"Mayawati seems to have realised, after successive failures at the hustings, that she has to return to her core votebank - the Dalits - for her political survival and the live debate on the TV gave her the best opportunity to announce it to the world that she is ready for all sacrifice and emerge as the most credible spokesperson of Dalit issues," political analyst and former head of political science department of Lucknow University Ramesh Dixit says.
This is not the first time that Mayawati was heckled while speaking in the House or the Chair has tried to restrict the duration of her speech, so her aggressive postures in the House before storming out has been taken as a move to draw attention on herself and brand the BJP as anti-Dalit.
"It was a well thought-out strategy to regain her ground in the face of the recent challenges but how far she will be successful has to be seen," Dalit activist and retired IPS officer S R Darapuri says.
"She moved away from the favourable combination worked out by Kansi Ram to woo the upper castes which though paid dividends in 2007, had not been all that beneficial in successive elections in 2012, 2014 and 2017, and her party has been relegated to a poor third spot in state politics," Dixit points out.
Mayawati has been under tremendous pressure with the emergence of young Dalit leadership and lately with BJP playing the trump card in the form of fielding Ram Nath Kovind, he says, adding that now with this resignation she can go back to her workers and emerge as a "selfless Dalit heroine who did not waver in resigning and sacrificing her RS seat", some six months before her term was to expire.
Dixit, however, feels that she will be successful to some extent as she could now be undertaking trips all over and can also become a rallying point of the opposition parties.
"She could even be made to contest the Lok Sabha from Phoolpur and could also succeed in checking the disintegration witnessed in her party in the recent past," Dixit says.
Phoolpur Lok Sabha seat will fall vacant after the resignation of Keshav Prasad Maurya, who has become deputy chief minister of Uttar Pradesh and has to enter either House of the UP legislature.

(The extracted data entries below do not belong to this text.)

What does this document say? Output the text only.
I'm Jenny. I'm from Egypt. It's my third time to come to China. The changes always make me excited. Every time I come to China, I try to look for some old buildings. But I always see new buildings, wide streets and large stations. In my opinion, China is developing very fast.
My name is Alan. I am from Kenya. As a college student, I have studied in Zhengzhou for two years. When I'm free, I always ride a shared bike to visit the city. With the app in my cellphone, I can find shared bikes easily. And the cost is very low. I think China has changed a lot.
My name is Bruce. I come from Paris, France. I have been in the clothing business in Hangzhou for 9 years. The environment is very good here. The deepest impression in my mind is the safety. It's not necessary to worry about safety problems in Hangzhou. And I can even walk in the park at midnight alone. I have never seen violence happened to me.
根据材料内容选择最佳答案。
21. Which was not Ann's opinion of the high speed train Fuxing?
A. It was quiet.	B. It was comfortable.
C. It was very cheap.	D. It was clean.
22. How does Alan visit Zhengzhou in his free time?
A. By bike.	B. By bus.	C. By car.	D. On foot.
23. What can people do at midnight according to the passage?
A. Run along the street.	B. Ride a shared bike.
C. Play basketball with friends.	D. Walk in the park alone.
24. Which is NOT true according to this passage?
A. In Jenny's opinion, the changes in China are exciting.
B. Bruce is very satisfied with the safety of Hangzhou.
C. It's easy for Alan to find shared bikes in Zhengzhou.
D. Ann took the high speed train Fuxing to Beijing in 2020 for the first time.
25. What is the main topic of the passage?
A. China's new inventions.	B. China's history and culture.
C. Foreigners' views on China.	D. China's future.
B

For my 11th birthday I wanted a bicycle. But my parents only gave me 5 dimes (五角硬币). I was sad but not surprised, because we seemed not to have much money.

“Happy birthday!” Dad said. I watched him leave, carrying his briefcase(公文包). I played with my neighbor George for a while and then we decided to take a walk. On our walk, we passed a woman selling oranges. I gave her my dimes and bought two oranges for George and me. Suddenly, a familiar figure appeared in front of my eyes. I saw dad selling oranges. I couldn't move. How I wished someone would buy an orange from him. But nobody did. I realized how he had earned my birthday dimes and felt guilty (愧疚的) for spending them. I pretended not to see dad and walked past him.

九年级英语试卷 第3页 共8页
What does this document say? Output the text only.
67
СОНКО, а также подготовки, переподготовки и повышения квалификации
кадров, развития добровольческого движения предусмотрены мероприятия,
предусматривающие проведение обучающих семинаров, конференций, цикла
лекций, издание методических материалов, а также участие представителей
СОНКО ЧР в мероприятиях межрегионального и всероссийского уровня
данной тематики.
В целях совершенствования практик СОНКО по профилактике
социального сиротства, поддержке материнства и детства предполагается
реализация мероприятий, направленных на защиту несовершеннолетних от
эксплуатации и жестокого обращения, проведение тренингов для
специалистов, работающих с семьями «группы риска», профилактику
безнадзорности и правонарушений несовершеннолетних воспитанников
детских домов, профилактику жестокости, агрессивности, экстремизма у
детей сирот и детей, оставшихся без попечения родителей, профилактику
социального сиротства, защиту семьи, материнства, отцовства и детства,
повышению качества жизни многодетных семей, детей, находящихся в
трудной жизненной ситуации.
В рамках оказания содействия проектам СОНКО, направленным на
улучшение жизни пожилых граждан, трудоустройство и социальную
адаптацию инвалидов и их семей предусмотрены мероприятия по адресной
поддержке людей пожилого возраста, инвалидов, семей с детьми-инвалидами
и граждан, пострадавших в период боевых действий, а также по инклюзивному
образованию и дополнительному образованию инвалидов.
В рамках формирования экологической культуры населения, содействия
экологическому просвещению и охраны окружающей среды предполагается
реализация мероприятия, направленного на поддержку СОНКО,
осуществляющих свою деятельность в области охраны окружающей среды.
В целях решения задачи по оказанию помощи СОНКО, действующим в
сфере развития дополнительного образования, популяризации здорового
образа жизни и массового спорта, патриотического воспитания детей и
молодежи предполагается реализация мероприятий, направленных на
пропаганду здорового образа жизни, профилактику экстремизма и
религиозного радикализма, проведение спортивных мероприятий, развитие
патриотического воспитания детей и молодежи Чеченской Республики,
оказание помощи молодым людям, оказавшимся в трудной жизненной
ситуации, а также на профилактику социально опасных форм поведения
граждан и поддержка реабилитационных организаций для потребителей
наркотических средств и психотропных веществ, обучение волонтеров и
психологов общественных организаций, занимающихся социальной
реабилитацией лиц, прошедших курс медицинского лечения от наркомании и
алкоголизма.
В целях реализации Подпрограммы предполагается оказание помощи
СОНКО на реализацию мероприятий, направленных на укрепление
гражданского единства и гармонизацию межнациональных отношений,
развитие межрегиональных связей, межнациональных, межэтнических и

The fact that the Congress, led by Leader of the Opposition in the Rajya Sabha Ghulam Nabi Azad, walked out almost immediately after she left in a huff expressing sympathy and support and Left leader Sitaram Yechury's quick criticism of the Treasury Benches for disrupting the Dalit leader as she spoke indicate that she enjoys backing of opposition parties.
Senior JD(U) leader Sharad Yadav was seen right beside Mayawati as she rocked the Rajya Sabha, while RJD supremo Lalu Prasad lamented outside the House that "it was a black day for Indian Parliament when as senior a Dalit leader as Mayawati was not allowed to speak on her community".
Lalu went to the extent of offering the support of his 80-odd legislators to her for another term in Rajya Sabha -- her current term runs out next February -- a chilling prospect because her party does not on its own have the requisite numbers to re-elect her.
Most significantly, even the Samajwadi Party, the long-term rival of the BSP in Uttar Pradesh, has been critical of the BJP in their attempt to browbeat Mayawati.
Darapuri, however, feels that success of Mayawati's gameplan is not fully assured.
She is today left only with Chamar and Jatav vote with all the other castes among the Dalits having voted for the BJP, and the saffron party will not easily let them go away.
The young leadership has also taken hold over the Dalits raising valid and justified questions over her functioning as they are not satisfied with what she has done for them over the years, Darapuri says.